Kurang Tepat, Hindia Belanda Rampok Tanah Hak Ulayat Tana Ai
MAUMERE, GlobalFlores.com – Pernyataan bahwa Hindia Belanda merampok tanah hak ulayat Tana Ai, seperti yang dsampaikan warga masyarakat Tana ai saat dengar pendapat bersama DPRD Sikka, Jumat (10/6/2022) lalu dinilai tidak tepat.
Hal ini disampaikan Dosen Universitas Surabaya (Ubaya) Marianus Gaharpung SH, Minggu (12/6/2022) di Maumere.
Marinus yang mengaku tidak mengikuti langsung rapat dengar pendapat DPRD Sikka dengan warga Tana Ai, Jumat (10/6/22), soal Hak Guna Usaha ( HGU).

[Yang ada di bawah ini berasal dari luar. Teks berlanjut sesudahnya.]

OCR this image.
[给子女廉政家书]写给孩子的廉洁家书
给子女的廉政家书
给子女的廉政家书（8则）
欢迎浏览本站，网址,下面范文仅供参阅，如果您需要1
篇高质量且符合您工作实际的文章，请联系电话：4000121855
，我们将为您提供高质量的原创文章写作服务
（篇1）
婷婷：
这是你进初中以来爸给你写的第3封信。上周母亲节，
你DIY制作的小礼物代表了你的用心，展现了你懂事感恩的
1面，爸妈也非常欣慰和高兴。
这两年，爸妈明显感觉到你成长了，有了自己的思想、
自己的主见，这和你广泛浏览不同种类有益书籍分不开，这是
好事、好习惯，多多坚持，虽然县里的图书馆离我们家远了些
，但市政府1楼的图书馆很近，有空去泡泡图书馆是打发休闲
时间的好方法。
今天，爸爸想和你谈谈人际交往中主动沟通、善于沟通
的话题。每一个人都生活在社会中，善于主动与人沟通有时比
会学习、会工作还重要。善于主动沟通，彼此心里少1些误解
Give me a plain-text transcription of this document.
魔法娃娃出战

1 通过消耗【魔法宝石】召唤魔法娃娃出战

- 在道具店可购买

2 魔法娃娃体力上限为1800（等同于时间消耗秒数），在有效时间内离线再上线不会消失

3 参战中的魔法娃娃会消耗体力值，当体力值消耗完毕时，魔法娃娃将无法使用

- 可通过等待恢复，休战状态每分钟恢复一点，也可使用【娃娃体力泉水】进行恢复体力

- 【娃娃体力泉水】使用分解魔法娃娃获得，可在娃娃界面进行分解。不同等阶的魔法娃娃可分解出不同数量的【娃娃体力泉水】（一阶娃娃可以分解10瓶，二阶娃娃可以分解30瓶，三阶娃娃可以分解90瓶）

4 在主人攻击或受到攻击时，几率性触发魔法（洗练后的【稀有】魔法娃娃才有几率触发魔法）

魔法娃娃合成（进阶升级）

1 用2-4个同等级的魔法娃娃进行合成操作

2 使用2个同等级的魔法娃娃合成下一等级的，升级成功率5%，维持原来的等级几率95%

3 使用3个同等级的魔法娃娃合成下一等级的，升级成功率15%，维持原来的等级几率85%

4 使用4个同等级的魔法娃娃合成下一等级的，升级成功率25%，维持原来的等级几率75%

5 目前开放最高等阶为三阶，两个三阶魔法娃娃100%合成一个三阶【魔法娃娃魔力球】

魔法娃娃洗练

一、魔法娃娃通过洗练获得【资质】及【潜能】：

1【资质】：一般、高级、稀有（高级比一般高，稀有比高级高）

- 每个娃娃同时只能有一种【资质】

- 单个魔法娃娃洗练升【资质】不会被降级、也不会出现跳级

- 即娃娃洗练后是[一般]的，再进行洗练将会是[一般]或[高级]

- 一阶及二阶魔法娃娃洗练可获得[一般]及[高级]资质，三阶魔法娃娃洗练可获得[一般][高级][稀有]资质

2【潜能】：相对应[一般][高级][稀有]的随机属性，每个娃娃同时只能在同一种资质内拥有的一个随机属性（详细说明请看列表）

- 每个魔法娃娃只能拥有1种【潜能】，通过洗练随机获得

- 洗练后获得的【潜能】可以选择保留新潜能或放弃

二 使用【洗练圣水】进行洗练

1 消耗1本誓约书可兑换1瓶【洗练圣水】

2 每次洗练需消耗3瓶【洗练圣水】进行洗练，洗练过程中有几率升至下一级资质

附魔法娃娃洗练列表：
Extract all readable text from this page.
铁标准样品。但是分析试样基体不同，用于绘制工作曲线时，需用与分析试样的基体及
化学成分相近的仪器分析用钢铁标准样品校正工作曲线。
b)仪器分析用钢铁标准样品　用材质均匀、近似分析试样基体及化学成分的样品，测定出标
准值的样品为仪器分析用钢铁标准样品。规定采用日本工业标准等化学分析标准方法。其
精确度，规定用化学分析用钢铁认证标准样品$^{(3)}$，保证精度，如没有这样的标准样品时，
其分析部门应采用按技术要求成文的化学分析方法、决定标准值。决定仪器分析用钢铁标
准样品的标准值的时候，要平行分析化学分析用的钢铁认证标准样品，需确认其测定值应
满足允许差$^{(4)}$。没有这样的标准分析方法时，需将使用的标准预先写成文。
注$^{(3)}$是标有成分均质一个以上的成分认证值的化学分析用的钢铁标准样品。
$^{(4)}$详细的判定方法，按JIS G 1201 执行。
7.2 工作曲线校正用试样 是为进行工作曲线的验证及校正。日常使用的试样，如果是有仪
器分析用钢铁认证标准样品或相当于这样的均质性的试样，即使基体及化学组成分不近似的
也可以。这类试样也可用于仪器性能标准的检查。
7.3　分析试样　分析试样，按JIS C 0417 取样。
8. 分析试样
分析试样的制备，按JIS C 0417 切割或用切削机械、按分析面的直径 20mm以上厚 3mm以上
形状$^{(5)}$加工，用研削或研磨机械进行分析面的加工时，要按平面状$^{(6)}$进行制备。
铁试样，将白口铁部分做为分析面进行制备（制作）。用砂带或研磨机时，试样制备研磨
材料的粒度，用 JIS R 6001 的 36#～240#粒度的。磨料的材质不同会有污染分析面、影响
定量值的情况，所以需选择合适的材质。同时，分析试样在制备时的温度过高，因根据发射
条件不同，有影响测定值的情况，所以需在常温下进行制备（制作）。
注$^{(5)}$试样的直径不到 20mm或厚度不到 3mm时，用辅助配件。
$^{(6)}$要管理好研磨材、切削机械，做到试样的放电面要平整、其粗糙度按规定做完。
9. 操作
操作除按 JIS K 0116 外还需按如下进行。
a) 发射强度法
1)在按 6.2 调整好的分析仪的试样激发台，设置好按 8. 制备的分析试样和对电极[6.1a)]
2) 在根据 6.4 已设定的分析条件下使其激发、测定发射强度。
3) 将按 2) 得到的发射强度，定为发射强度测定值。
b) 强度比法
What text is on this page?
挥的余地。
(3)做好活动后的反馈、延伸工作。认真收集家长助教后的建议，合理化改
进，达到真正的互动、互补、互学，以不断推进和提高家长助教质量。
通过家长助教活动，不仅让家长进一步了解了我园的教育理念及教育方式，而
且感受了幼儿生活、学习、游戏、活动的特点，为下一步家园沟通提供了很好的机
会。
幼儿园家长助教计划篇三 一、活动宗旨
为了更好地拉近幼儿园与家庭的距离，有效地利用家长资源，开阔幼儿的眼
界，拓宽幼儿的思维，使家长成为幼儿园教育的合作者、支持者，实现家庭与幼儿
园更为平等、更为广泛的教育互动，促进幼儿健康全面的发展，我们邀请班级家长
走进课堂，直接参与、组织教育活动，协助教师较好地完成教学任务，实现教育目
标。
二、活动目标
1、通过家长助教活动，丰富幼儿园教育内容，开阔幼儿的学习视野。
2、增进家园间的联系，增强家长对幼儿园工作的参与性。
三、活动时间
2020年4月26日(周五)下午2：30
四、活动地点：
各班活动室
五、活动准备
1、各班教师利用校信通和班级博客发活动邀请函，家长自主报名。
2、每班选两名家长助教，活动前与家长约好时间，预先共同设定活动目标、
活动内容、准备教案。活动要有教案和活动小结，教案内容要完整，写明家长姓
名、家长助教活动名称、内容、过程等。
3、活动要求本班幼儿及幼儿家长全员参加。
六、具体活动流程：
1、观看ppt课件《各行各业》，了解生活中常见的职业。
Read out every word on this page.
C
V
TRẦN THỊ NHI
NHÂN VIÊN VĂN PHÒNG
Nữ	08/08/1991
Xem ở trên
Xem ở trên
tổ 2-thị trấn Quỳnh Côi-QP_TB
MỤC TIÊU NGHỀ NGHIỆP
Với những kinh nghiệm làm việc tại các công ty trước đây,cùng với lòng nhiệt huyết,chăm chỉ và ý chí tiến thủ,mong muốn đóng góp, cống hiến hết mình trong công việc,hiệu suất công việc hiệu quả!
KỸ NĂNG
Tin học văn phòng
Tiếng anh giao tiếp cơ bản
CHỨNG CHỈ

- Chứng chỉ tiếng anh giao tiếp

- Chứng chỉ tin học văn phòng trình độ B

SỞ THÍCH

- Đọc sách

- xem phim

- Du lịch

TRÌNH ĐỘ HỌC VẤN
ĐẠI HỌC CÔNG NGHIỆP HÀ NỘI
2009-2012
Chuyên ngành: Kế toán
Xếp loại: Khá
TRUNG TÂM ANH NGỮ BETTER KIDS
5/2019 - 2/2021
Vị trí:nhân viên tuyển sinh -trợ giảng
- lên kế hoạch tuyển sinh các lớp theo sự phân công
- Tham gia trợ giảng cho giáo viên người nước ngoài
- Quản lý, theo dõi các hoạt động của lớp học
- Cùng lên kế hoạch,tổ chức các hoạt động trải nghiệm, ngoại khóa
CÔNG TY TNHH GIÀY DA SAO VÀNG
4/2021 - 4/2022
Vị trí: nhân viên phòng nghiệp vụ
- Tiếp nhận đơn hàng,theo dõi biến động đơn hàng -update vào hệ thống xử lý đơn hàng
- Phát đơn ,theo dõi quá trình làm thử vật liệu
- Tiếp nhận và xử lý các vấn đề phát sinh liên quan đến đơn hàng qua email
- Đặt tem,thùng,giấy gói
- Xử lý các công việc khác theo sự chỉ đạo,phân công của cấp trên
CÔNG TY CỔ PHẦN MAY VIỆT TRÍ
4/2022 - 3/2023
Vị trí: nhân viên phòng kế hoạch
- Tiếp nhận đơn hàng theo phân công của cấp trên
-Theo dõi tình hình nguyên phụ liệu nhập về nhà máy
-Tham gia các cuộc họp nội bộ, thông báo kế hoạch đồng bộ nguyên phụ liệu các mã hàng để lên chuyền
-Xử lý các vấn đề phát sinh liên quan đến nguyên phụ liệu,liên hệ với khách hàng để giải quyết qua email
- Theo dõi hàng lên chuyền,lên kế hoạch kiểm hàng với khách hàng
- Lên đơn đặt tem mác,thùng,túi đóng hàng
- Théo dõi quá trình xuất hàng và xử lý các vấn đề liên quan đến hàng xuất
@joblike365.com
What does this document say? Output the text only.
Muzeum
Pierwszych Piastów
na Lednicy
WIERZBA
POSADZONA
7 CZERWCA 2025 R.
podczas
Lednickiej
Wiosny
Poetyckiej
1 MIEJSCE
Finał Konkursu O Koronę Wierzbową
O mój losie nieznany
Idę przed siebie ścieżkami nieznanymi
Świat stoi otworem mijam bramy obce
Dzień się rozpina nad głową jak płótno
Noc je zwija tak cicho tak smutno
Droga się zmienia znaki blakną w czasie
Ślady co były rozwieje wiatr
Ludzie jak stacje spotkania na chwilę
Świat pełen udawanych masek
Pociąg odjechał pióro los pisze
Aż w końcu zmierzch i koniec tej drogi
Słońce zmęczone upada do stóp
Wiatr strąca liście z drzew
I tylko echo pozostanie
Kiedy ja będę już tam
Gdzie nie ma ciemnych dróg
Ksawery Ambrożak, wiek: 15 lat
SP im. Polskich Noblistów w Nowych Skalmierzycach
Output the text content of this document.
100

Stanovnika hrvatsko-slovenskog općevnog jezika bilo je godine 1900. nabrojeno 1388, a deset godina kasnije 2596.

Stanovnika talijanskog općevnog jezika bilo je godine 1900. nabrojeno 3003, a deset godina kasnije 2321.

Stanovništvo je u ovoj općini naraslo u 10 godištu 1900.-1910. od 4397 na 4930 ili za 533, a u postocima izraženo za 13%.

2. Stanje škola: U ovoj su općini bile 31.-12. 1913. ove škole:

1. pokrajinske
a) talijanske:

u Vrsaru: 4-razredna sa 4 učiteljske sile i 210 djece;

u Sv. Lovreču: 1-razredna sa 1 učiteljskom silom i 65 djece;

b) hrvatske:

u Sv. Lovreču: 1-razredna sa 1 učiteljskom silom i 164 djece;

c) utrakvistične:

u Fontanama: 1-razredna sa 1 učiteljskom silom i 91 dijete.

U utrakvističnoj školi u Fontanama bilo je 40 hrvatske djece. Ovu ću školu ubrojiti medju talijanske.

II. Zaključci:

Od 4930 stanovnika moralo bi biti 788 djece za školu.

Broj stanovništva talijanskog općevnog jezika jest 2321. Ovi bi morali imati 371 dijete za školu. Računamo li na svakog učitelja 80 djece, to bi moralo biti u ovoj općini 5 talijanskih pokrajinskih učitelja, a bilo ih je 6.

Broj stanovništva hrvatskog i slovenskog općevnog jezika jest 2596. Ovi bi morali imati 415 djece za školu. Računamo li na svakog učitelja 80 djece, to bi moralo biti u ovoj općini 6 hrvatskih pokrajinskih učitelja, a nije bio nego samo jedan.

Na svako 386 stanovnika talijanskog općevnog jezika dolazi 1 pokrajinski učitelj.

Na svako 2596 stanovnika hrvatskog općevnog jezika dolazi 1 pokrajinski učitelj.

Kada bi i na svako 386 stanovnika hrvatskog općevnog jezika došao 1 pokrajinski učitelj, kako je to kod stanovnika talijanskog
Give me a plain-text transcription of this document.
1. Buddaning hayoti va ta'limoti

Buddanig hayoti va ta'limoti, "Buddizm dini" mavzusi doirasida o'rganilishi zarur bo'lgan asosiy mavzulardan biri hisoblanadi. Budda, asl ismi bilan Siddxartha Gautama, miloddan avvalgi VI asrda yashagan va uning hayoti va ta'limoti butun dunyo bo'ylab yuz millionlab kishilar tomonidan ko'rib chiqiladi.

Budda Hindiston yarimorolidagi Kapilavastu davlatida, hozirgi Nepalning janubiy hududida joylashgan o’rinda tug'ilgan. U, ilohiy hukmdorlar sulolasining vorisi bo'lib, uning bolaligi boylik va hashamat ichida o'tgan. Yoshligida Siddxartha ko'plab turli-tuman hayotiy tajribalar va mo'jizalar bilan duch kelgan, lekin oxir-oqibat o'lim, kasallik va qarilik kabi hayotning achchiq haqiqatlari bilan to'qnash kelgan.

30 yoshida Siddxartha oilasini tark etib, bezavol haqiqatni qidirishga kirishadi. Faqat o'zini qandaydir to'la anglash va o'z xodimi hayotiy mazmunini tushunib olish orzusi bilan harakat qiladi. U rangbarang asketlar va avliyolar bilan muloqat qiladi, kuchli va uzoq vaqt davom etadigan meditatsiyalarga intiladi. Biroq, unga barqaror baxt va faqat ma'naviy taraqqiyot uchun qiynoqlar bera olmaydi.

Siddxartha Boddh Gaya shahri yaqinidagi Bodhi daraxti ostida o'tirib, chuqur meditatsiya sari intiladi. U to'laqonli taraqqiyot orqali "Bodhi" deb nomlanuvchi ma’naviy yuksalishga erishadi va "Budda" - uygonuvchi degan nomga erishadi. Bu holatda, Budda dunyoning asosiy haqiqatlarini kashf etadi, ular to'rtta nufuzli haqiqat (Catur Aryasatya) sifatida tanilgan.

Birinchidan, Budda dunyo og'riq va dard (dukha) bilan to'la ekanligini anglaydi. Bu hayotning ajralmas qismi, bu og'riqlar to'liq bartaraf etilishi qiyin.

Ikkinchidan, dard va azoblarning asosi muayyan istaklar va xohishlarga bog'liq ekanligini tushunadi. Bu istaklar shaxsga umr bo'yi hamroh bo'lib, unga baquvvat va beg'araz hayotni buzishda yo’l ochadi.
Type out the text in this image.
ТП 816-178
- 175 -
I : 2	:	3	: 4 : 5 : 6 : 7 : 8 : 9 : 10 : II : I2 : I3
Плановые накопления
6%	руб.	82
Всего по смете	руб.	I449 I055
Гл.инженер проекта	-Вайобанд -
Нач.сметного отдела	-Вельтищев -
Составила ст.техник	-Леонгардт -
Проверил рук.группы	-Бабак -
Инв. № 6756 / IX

Namun demikian bagaimana sejatinya tanah hak ulayat masyarakat Tana Ai yang saat ini menjadi HGU. Setelah membaca media online dengan judul, Hindia Belanda merampok tanah Hak ulayat Tana Ai, menggugah dirinya untuk memberikan pemikiran dengan tidak memihak kepada siapapun
Menrut Marianus, negara sebagai institusi publik yang mengatur tatanan bernegara dan bermasyarakat, dipastikan semua tindakan faktual atau keputusan tata usaha negara yang dibuat oleh Badan tata Usaha Negara semua menggunakan bukti-bukti akurat yang merupakan dasar hukum dan tidak melanggar asas-asas umum pemerintahan yang baik.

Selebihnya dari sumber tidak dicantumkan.